19-22 Aralık 2000…Unutmadık, Unutmayacağız!
19 Aralık 2000 tarihinde, adına ‘Hayata Dönüş Operasyonu’ verilen bir saldırı başlatan iktidar, iş makineleri, ateşli silahlar, gaz bombaları, yanıcı kimyasal silahlar kullanarak 20 hapishanede aynı anda yapılan ve 4 gün süren operasyon sonucunda 30’u tutuklu, 2 si asker 32 insan hayatına son verildi.
“Hayata dönüş” adı verilen bu katliam operasyonu, iktidar yetkilileri tarafından yapılan açıklamalarda da net olarak ifade edildiği gibi, en üst düzeyindeki kurumlar arasında tam bir mutabakatla gerçekleştirildi.
19-22 Aralık’ta medyanın takındığı tavır da ibret vericiydi ama şaşırtıcı değildi. Günlerce yapılan saldırıları meşru gösteren, öldürülmeleri aklayan bir kampanya yürüttüler.
19-22 Aralık, yani katliamının gerçekleştirildiği tarih kuşkusuz tesadüf değildi. 2000 yılı başında IMF ile yapılan yeni anlaşmaların ülkeye getireceği ağır şartların uygulanabilmesi için, önce buna karşı çıkacak muhalefet odaklarının ortadan kaldırılması gerekiyordu. Bunun önemli ayaklarından birini de hapishaneler oluşturuyordu.

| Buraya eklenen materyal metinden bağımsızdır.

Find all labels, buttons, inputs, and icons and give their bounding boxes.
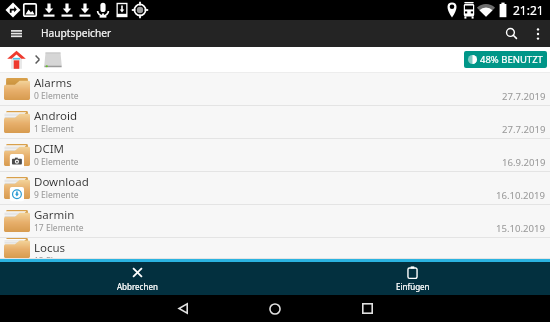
staticText: Abbrechen xyxy=(117,281,158,292)
staticText: Android xyxy=(34,108,78,124)
button[interactable]: DCIM xyxy=(0,139,550,172)
button[interactable]: Search xyxy=(496,20,526,47)
button[interactable]: Einfügen xyxy=(275,262,550,295)
button[interactable]: Internal storage xyxy=(42,47,64,72)
staticText: Einfügen xyxy=(396,281,430,292)
button[interactable]: Locus xyxy=(0,238,550,259)
staticText: Locus xyxy=(34,240,66,256)
staticText: 48% BENUTZT xyxy=(480,53,543,66)
staticText: Garmin xyxy=(34,207,75,223)
staticText: 27.7.2019 xyxy=(502,90,546,103)
staticText: 0 Elemente xyxy=(34,90,79,102)
button[interactable]: Android xyxy=(0,106,550,139)
staticText: 16.9.2019 xyxy=(502,156,546,169)
staticText: DCIM xyxy=(34,141,64,157)
staticText: 16.10.2019 xyxy=(496,189,546,202)
staticText: 21:21 xyxy=(513,2,544,18)
staticText: 12 Elemente xyxy=(34,255,84,258)
button[interactable]: Alarms xyxy=(0,73,550,106)
staticText: 9 Elemente xyxy=(34,189,79,201)
staticText: 1 Element xyxy=(34,123,74,135)
button[interactable]: 48% BENUTZT xyxy=(464,51,547,68)
staticText: Download xyxy=(34,174,89,190)
button[interactable]: Abbrechen xyxy=(0,262,275,295)
staticText: 15.10.2019 xyxy=(496,222,546,235)
button[interactable]: More options xyxy=(526,20,550,47)
button[interactable]: Garmin xyxy=(0,205,550,238)
staticText: 27.7.2019 xyxy=(502,123,546,136)
button[interactable]: Back xyxy=(155,295,211,322)
staticText: 17 Elemente xyxy=(34,222,84,234)
button[interactable]: Home xyxy=(0,47,32,72)
staticText: Hauptspeicher xyxy=(41,26,112,40)
button[interactable]: Recents xyxy=(339,295,395,322)
button[interactable]: Download xyxy=(0,172,550,205)
staticText: Alarms xyxy=(34,75,72,91)
staticText: 0 Elemente xyxy=(34,156,79,168)
button[interactable]: Home xyxy=(247,295,303,322)
button[interactable]: Menu xyxy=(0,20,32,47)
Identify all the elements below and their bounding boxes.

Saldırılarla, sisteme muhalif olanlar hedef alındı. İçerde tutuklular adına F tip denilen hücrelere mahkum edilmek istenirken, dışarıdaki herkese, “Bana muhalif olanların sonu ‘Hayata Dönüş'” olur mesajı verilmek isteniyordu.
Bu saldırıda; devrimci tutuklular Ahmet İbili, Ali Ateş,Ali İhsan Özkan,Alp Ata Akçayüz, Aşur Korkmaz, Berrin Bıçkılar,Cengiz Çalıkoparan,Ercan Polat,Fahri Sarı,Fırat Tavuk, Fidan Kalşen,Gülser Tuzcu,İlker Babacan,İrfan Ortakçı,Murat ÖrdekçiMurat Özdemir,Mustafa Yılmaz, Nilüfer Alcan,Özlem Ercan,Seyhan Doğan,Sultan Sarı Şefinur Tezgel, Ünsal Gedik,Yasemin Cancı,Yazgülü Güder Öztürk,Halil Önder Ceyhan,Hasan Güngörmez,Rıza Poyraz yaşamını yitirdi.
Dışarda da bu katliamın önlenmesi, tutukluların insanlık dışı hücrelere konulmaması için demokratik kitle örgütleri ve tutuklu ailelerine karşı ise operasyonlar yapıldı, 3 bine yakın insan gözaltına alındı.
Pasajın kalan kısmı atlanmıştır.